3D Printing process: Selective Powder Deposition (SPD)
Build volume of Model C: about 279x274x110 mm
Build volume of Model G: about 610x610x310 mm
Pourer diameter: 0.9 mm and 1.9 mm
Layer height: 0.1 to 1 mm (user configurable in GUI)
Min width of a detail: one pourer diameter
Min height of a detail: one layer height
Model C cost: $7,000 + shipping
Model G cost: $35,000 + shipping
To meet the growing demand, we are starting to look for business partners who would manufacture and sell the printers under their own brand name. We will provide the manufacturing files, the controller board with the firmware, and the software. The printers shall have a label, saying "Licensed by iro3d.com". Contact us for the details.
The printer itself is material agnostic, and can pour any powder that flows though a small hole. In theory, SPD can work with any metal combinations where the infill metal has lower melting temperature than the powder.

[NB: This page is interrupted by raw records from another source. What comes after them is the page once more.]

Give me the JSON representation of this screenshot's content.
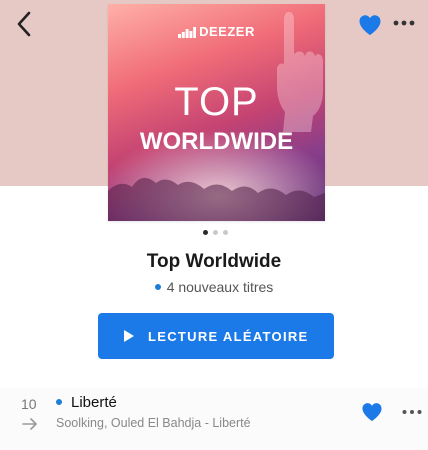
{
  "header": {
    "back_icon": "chevron-left-icon",
    "favorite_icon": "heart-icon",
    "more_icon": "more-horizontal-icon",
    "accent_color": "#1b7ae8"
  },
  "cover": {
    "brand": "DEEZER",
    "line1": "TOP",
    "line2": "WORLDWIDE"
  },
  "pager": {
    "pages": 3,
    "active_index": 0
  },
  "playlist": {
    "title": "Top Worldwide",
    "subtitle": "4 nouveaux titres"
  },
  "shuffle": {
    "label": "LECTURE ALÉATOIRE",
    "icon": "play-icon"
  },
  "tracks": [
    {
      "number": "10",
      "title": "Liberté",
      "artist": "Soolking, Ouled El Bahdja - Liberté",
      "trend_icon": "arrow-right-icon",
      "new": true,
      "favorite": true
    }
  ]
}
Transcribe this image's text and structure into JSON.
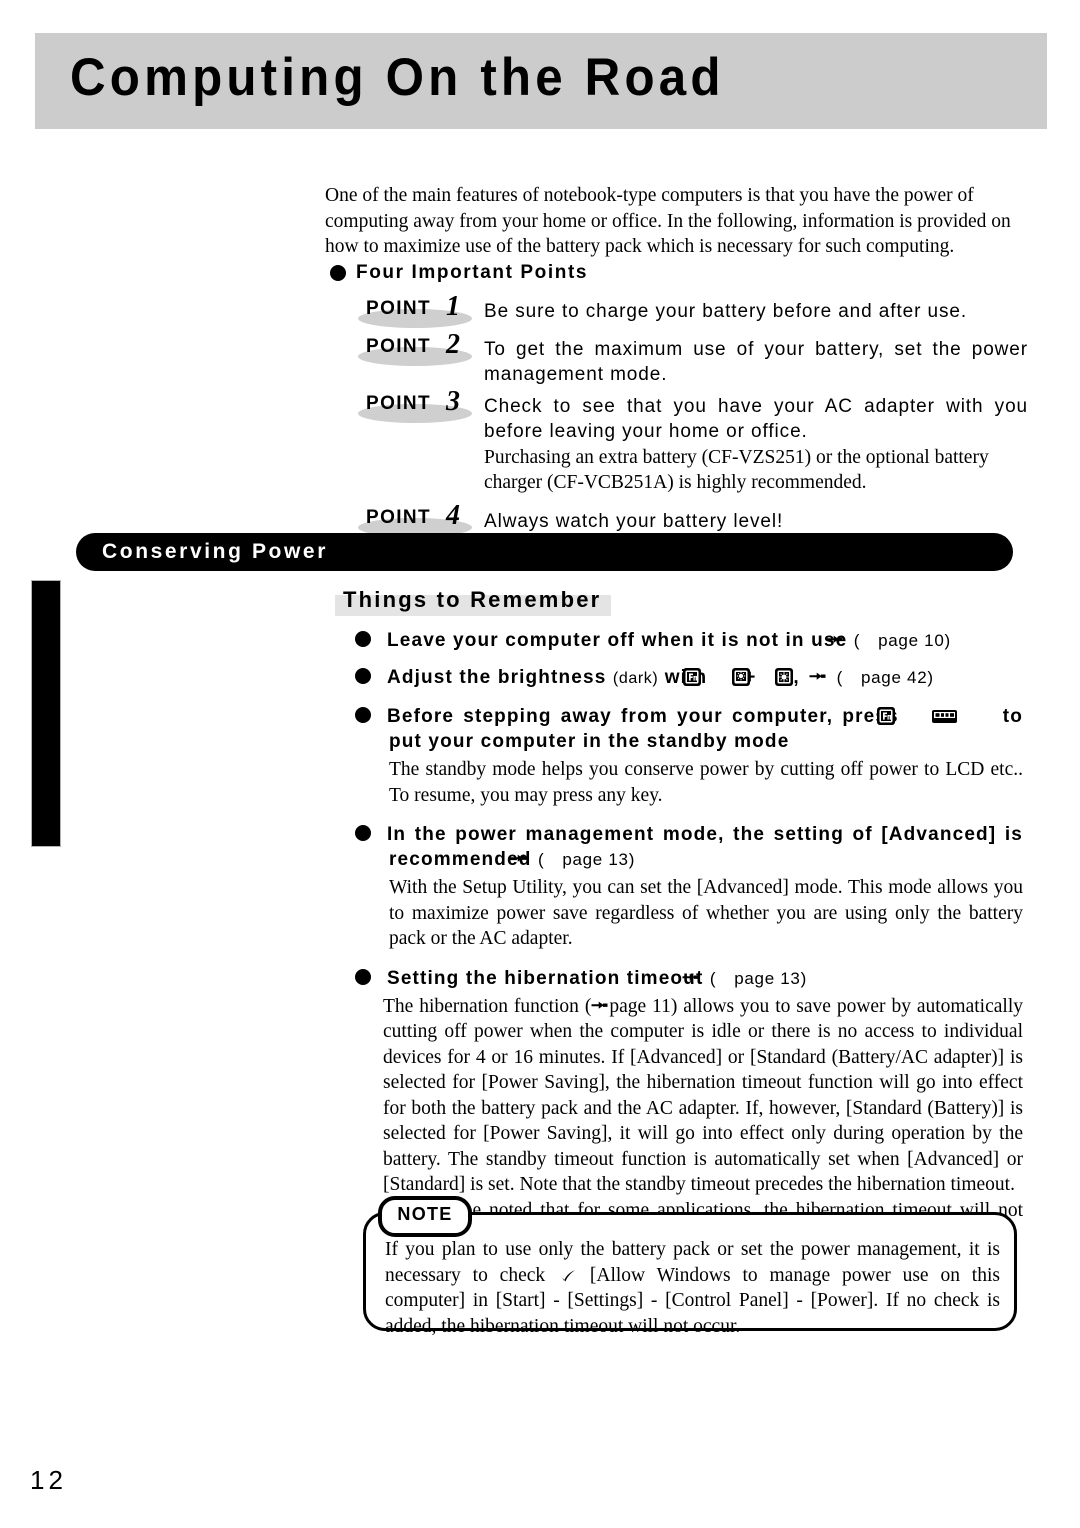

But different metals require different baking conditions. In theory, for not-very-reactive metals, such as iron, copper, nickel, tin, lead, molybdenum, cobalt, tungsten, palladium, cadmium, silver, gold, platinum - you can use coke (carbon) as a flux. Same goes for tungsten carbide, boron carbide, and silicon carbide. Other carbides and nitrites might work as well. So far, we have tried carbon steel, brass, bronze, copper-iron, and copper-nickel. Reactive metals, such as chromium, vanadium, aluminum, magnesium, titanium, and others might be baked in an atmosphere with high H2/H2O ratio, or high CO/CO2 ratio, according to Ellingham diagram. Also, using the pot technique, the requirements for the atmosphere for the infill metal are more relaxed than for the powders, because when the pot is tilted, the infill flows and infills the powder in a few seconds, so it doesn't have much time to oxidize. So, for example, we could infill copper powder with aluminum alloys in a pottery kiln with added hydrogen or propane atmosphere, with appropriate safety procedures. This way we could economically 3D print in aluminum bronze.

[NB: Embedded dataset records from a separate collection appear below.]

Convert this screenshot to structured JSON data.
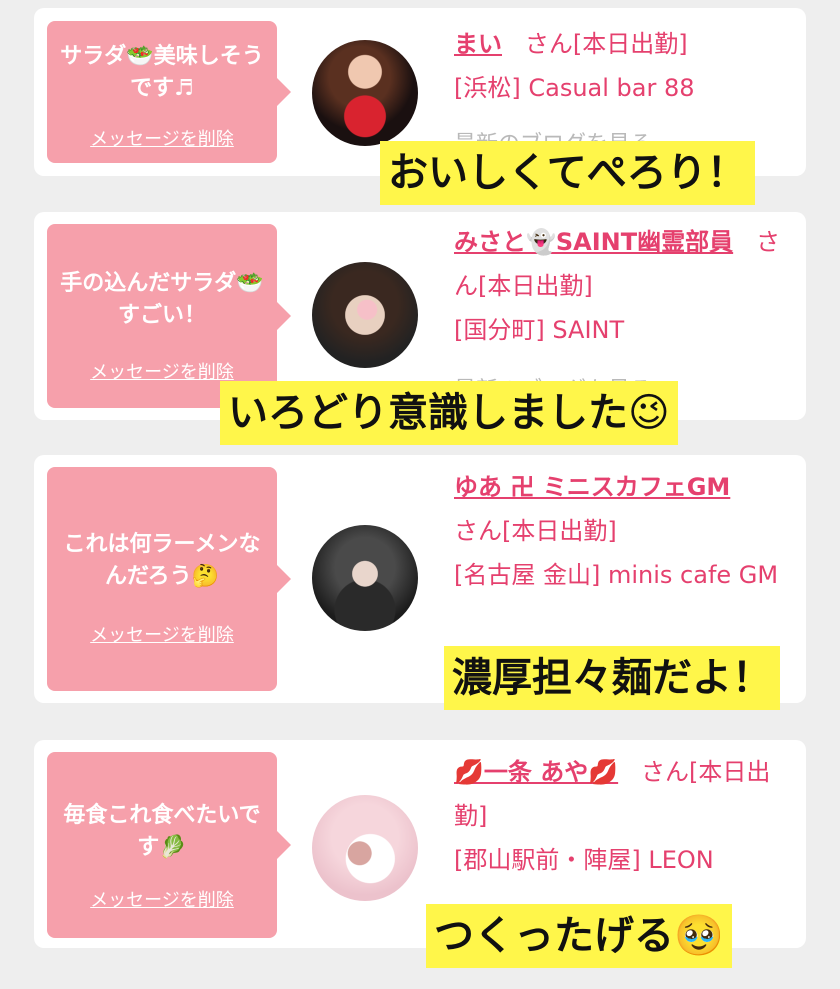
{
  "delete_label": "メッセージを削除",
  "blog_label": "最新のブログを見る",
  "colors": {
    "accent": "#e5406e",
    "bubble": "#f6a0ab",
    "caption_bg": "#fff64a"
  },
  "items": [
    {
      "message": "サラダ🥗美味しそうです♬",
      "name": "まい",
      "suffix": "さん[本日出勤]",
      "shop": "[浜松] Casual bar 88",
      "caption": "おいしくてぺろり！"
    },
    {
      "message": "手の込んだサラダ🥗すごい！",
      "name": "みさと👻SAINT幽霊部員",
      "suffix": "さん[本日出勤]",
      "shop": "[国分町] SAINT",
      "caption": "いろどり意識しました😉"
    },
    {
      "message": "これは何ラーメンなんだろう🤔",
      "name": "ゆあ 卍 ミニスカフェGM",
      "suffix": "さん[本日出勤]",
      "shop": "[名古屋 金山] minis cafe GM",
      "caption": "濃厚担々麺だよ！"
    },
    {
      "message": "毎食これ食べたいです🥬",
      "name": "💋一条 あや💋",
      "suffix": "さん[本日出勤]",
      "shop": "[郡山駅前・陣屋] LEON",
      "caption": "つくったげる🥹"
    }
  ]
}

There is no shrinkage. The metal powder is not sintered, but infused with infill metal. So, the size and shape are preserved.
SPD doesn't reduce the strength in any way. The metal microstructure is identical to the casting. So the strength of the printed objects is determined by the type and quality of metals you put in. Several independent labs shared their analysis.

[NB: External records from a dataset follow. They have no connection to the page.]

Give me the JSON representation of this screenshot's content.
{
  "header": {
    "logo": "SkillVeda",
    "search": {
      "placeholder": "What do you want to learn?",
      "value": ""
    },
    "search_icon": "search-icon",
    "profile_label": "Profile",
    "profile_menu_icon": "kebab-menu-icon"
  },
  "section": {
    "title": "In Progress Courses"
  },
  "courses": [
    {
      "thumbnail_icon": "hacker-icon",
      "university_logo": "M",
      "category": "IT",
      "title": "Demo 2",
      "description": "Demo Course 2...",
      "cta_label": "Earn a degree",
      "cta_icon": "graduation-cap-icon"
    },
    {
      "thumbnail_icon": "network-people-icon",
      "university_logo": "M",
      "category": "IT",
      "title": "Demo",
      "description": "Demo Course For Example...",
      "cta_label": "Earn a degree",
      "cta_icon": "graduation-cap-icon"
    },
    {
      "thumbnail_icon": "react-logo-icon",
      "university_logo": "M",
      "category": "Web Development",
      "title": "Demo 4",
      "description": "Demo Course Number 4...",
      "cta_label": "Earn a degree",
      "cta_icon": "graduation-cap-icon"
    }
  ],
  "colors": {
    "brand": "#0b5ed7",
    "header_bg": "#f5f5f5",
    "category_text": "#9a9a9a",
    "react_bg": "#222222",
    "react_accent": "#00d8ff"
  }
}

Print time very much depends on the size and complexity of the object. Rough average would be about 24 hours.
Yes. After filling the crucible with the powders, you would need to bake it in a kiln or furnace.
The baking temperature must be in-between melting temperatures of the infill metal and the build powder.
The hold time should be sufficient for the heat to get to the middle of the crucible and melt the infill metal. The minimum hold time depends on the size and thermal conductivity of the crucible, the mass, and the difference between the melting temperature of the infill metal and your baking temperature. Usually 2 or 3 hours is sufficient.
For copper infill metal, your kiln should be able to go above the copper melting temperature, which is 1084°C, so most pottery kilns would work. A kiln with programmable digital controller is preferred, because it can be programmed to warm up slowly, to avoid cracking the crucible. A new pottery kiln might cost you about $1000. A used one you might find for a few hundred dollars on Craig's List, if you look for a while.
You can order the printer by email.
You can buy the consumables from 3rd parties. In general, for the powder to flow good, the hole should be at least 10 times larger than the particle size. So, for example, 200 microns powder would flow well thru 2 mm or larger hole. And 40 microns powder would flow well thru 0.6 mm or larger hole. Powders smaller than 40 microns are not recommended, because they tend to cake, and also they get airborne easier, which would present a health hazard. So, the ideal particle size is 40 microns or larger. The powders and the infill metal shouldn't have too many impurities. For example, reactive metals, especially in the powder, might oxidize and prevent wetting. The crucible should be non-porous, and obviously, should be able to withstand the baking temperature. From MetalShipper you can buy zinc and copper infill. Other things form atomwell.com and TriDPrinting.com.
There are many:
Molds and mold cores (for plastic injection molding) with conformal cooling channels.
The rocket engines.
Large ship propellers in nickel aluminum bronze.